Open-Set Knowledge-Based Visual Question Answering with Inference Paths

Given an image and an associated textual question, the purpose of Knowledge-Based Visual Question Answering (KB-VQA) is to provide a correct answer to the question with the aid of external knowledge bases. Prior KB-VQA models are usually formulated as a retriever-classifier framework, where a pre-trained retriever extracts textual or visual information from knowledge graphs and then makes a prediction among the candidates. Despite promising progress, there are two drawbacks with existing models. Firstly, modeling question-answering as multi-class classification limits the answer space to a preset corpus and lacks the ability of flexible reasoning. Secondly, the classifier merely consider "what is the answer" without "how to get the answer", which cannot ground the answer to explicit reasoning paths. In this paper, we confront the challenge of \emph{explainable open-set} KB-VQA, where the system is required to answer questions with entities at wild and retain an explainable reasoning path. To resolve the aforementioned issues, we propose a new retriever-ranker paradigm of KB-VQA, Graph pATH rankER (GATHER for brevity). Specifically, it contains graph constructing, pruning, and path-level ranking, which not only retrieves accurate answers but also provides inference paths that explain the reasoning process. To comprehensively evaluate our model, we reformulate the benchmark dataset OK-VQA with manually corrected entity-level annotations and release it as ConceptVQA. Extensive experiments on real-world questions demonstrate that our framework is not only able to perform open-set question answering across the whole knowledge base but provide explicit reasoning path.

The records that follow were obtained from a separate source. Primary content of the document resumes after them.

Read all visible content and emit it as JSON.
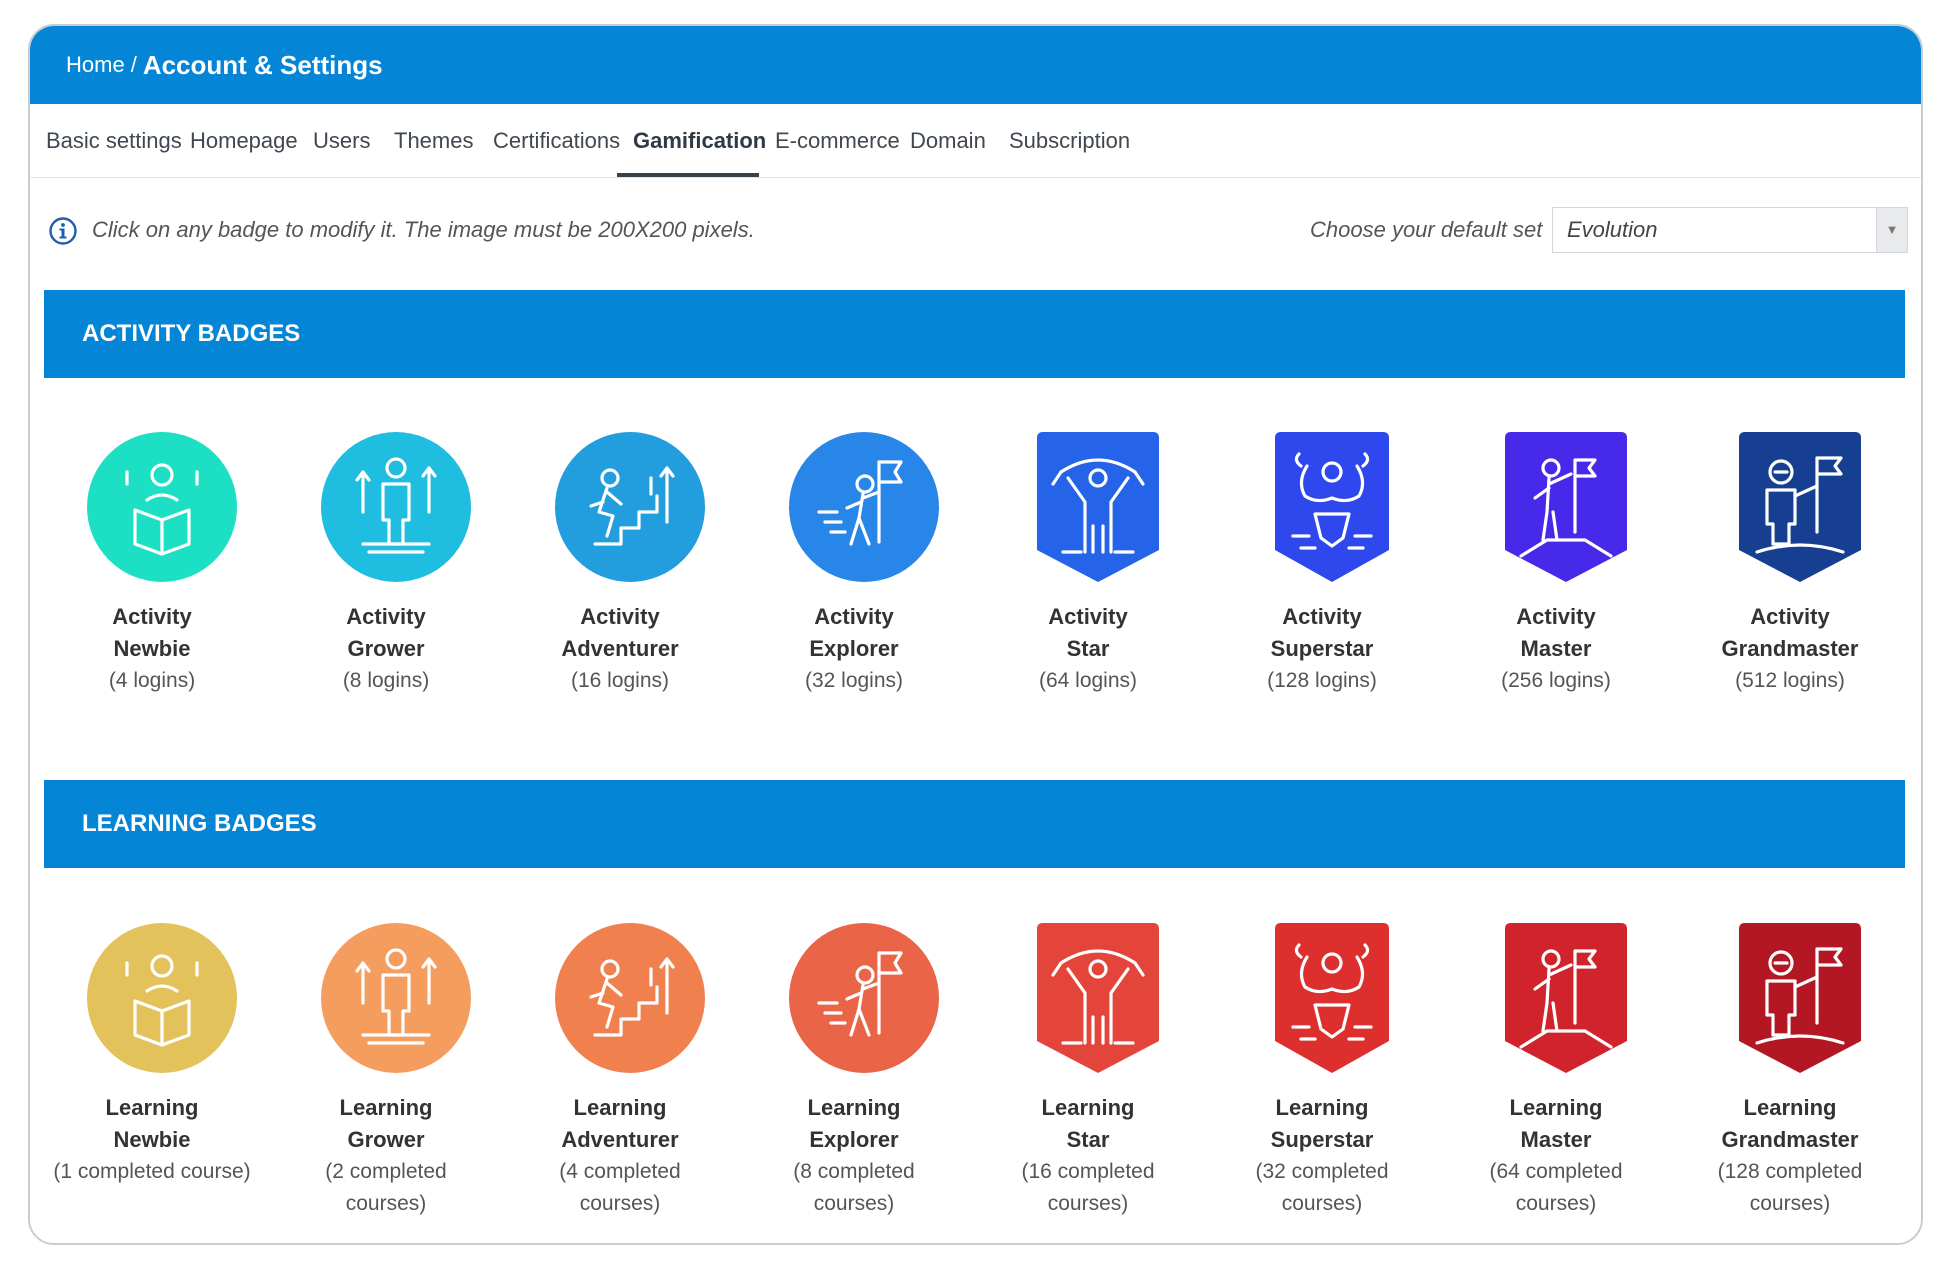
{
  "header": {
    "breadcrumb_home": "Home",
    "breadcrumb_sep": "/",
    "breadcrumb_current": "Account & Settings"
  },
  "tabs": [
    {
      "label": "Basic settings",
      "active": false
    },
    {
      "label": "Homepage",
      "active": false
    },
    {
      "label": "Users",
      "active": false
    },
    {
      "label": "Themes",
      "active": false
    },
    {
      "label": "Certifications",
      "active": false
    },
    {
      "label": "Gamification",
      "active": true
    },
    {
      "label": "E-commerce",
      "active": false
    },
    {
      "label": "Domain",
      "active": false
    },
    {
      "label": "Subscription",
      "active": false
    }
  ],
  "info": {
    "icon": "info-circle-icon",
    "text": "Click on any badge to modify it. The image must be 200X200 pixels."
  },
  "default_set": {
    "label": "Choose your default set",
    "value": "Evolution"
  },
  "colors": {
    "brand": "#0485d6",
    "activity": [
      "#1ddfc4",
      "#1fbde0",
      "#229dde",
      "#2886e8",
      "#2563e9",
      "#2f48ee",
      "#4629e9",
      "#173f91"
    ],
    "learning": [
      "#e3c25b",
      "#f59c5f",
      "#f0814e",
      "#ea6548",
      "#e3453a",
      "#de2f2f",
      "#d1232c",
      "#b31723"
    ]
  },
  "sections": [
    {
      "title": "ACTIVITY BADGES",
      "badges": [
        {
          "line1": "Activity",
          "line2": "Newbie",
          "req1": "(4 logins)",
          "req2": "",
          "icon": "reading-person-icon",
          "shape": "circle"
        },
        {
          "line1": "Activity",
          "line2": "Grower",
          "req1": "(8 logins)",
          "req2": "",
          "icon": "growing-person-icon",
          "shape": "circle"
        },
        {
          "line1": "Activity",
          "line2": "Adventurer",
          "req1": "(16 logins)",
          "req2": "",
          "icon": "climbing-stairs-icon",
          "shape": "circle"
        },
        {
          "line1": "Activity",
          "line2": "Explorer",
          "req1": "(32 logins)",
          "req2": "",
          "icon": "explorer-flag-icon",
          "shape": "circle"
        },
        {
          "line1": "Activity",
          "line2": "Star",
          "req1": "(64 logins)",
          "req2": "",
          "icon": "star-banner-icon",
          "shape": "shield"
        },
        {
          "line1": "Activity",
          "line2": "Superstar",
          "req1": "(128 logins)",
          "req2": "",
          "icon": "superhero-icon",
          "shape": "shield"
        },
        {
          "line1": "Activity",
          "line2": "Master",
          "req1": "(256 logins)",
          "req2": "",
          "icon": "summit-flag-icon",
          "shape": "shield"
        },
        {
          "line1": "Activity",
          "line2": "Grandmaster",
          "req1": "(512 logins)",
          "req2": "",
          "icon": "astronaut-flag-icon",
          "shape": "shield"
        }
      ]
    },
    {
      "title": "LEARNING BADGES",
      "badges": [
        {
          "line1": "Learning",
          "line2": "Newbie",
          "req1": "(1 completed course)",
          "req2": "",
          "icon": "reading-person-icon",
          "shape": "circle"
        },
        {
          "line1": "Learning",
          "line2": "Grower",
          "req1": "(2 completed",
          "req2": "courses)",
          "icon": "growing-person-icon",
          "shape": "circle"
        },
        {
          "line1": "Learning",
          "line2": "Adventurer",
          "req1": "(4 completed",
          "req2": "courses)",
          "icon": "climbing-stairs-icon",
          "shape": "circle"
        },
        {
          "line1": "Learning",
          "line2": "Explorer",
          "req1": "(8 completed",
          "req2": "courses)",
          "icon": "explorer-flag-icon",
          "shape": "circle"
        },
        {
          "line1": "Learning",
          "line2": "Star",
          "req1": "(16 completed",
          "req2": "courses)",
          "icon": "star-banner-icon",
          "shape": "shield"
        },
        {
          "line1": "Learning",
          "line2": "Superstar",
          "req1": "(32 completed",
          "req2": "courses)",
          "icon": "superhero-icon",
          "shape": "shield"
        },
        {
          "line1": "Learning",
          "line2": "Master",
          "req1": "(64 completed",
          "req2": "courses)",
          "icon": "summit-flag-icon",
          "shape": "shield"
        },
        {
          "line1": "Learning",
          "line2": "Grandmaster",
          "req1": "(128 completed",
          "req2": "courses)",
          "icon": "astronaut-flag-icon",
          "shape": "shield"
        }
      ]
    }
  ]
}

翻译：给定一幅图像和一个相关的文本问题，知识驱动视觉问答的目标是利用外部知识库提供问题的正确答案。现有的KB-VQA模型通常采用检索器-分类器框架，其中预训练检索器从知识图谱中提取文本或视觉信息，然后在候选答案中进行预测。尽管取得了显著进展，但现有模型存在两个缺陷：首先，将问答建模为多类分类限制了答案空间为预设语料，缺乏灵活推理能力；其次，分类器仅考虑“答案是什么”而未关注“如何获得答案”，无法将答案关联至显式推理路径。本文针对**可解释开放集KB-VQA**的挑战展开研究，要求系统能够回答涉及开放实体的问题，并保留可解释的推理路径。为解决上述问题，我们提出一种新的KB-VQA检索-排序范式——图路径排序器（简称GATHER）。具体而言，该框架包含图构建、剪枝和路径级排序，不仅能检索准确答案，还可提供解释推理过程的推理路径。为全面评估模型，我们利用人工校正的实体级标注重构基准数据集OK-VQA，并将其发布为ConceptVQA。在真实世界问题上的大量实验表明，我们的框架不仅能跨整个知识库执行开放集问答，还能提供显式的推理路径。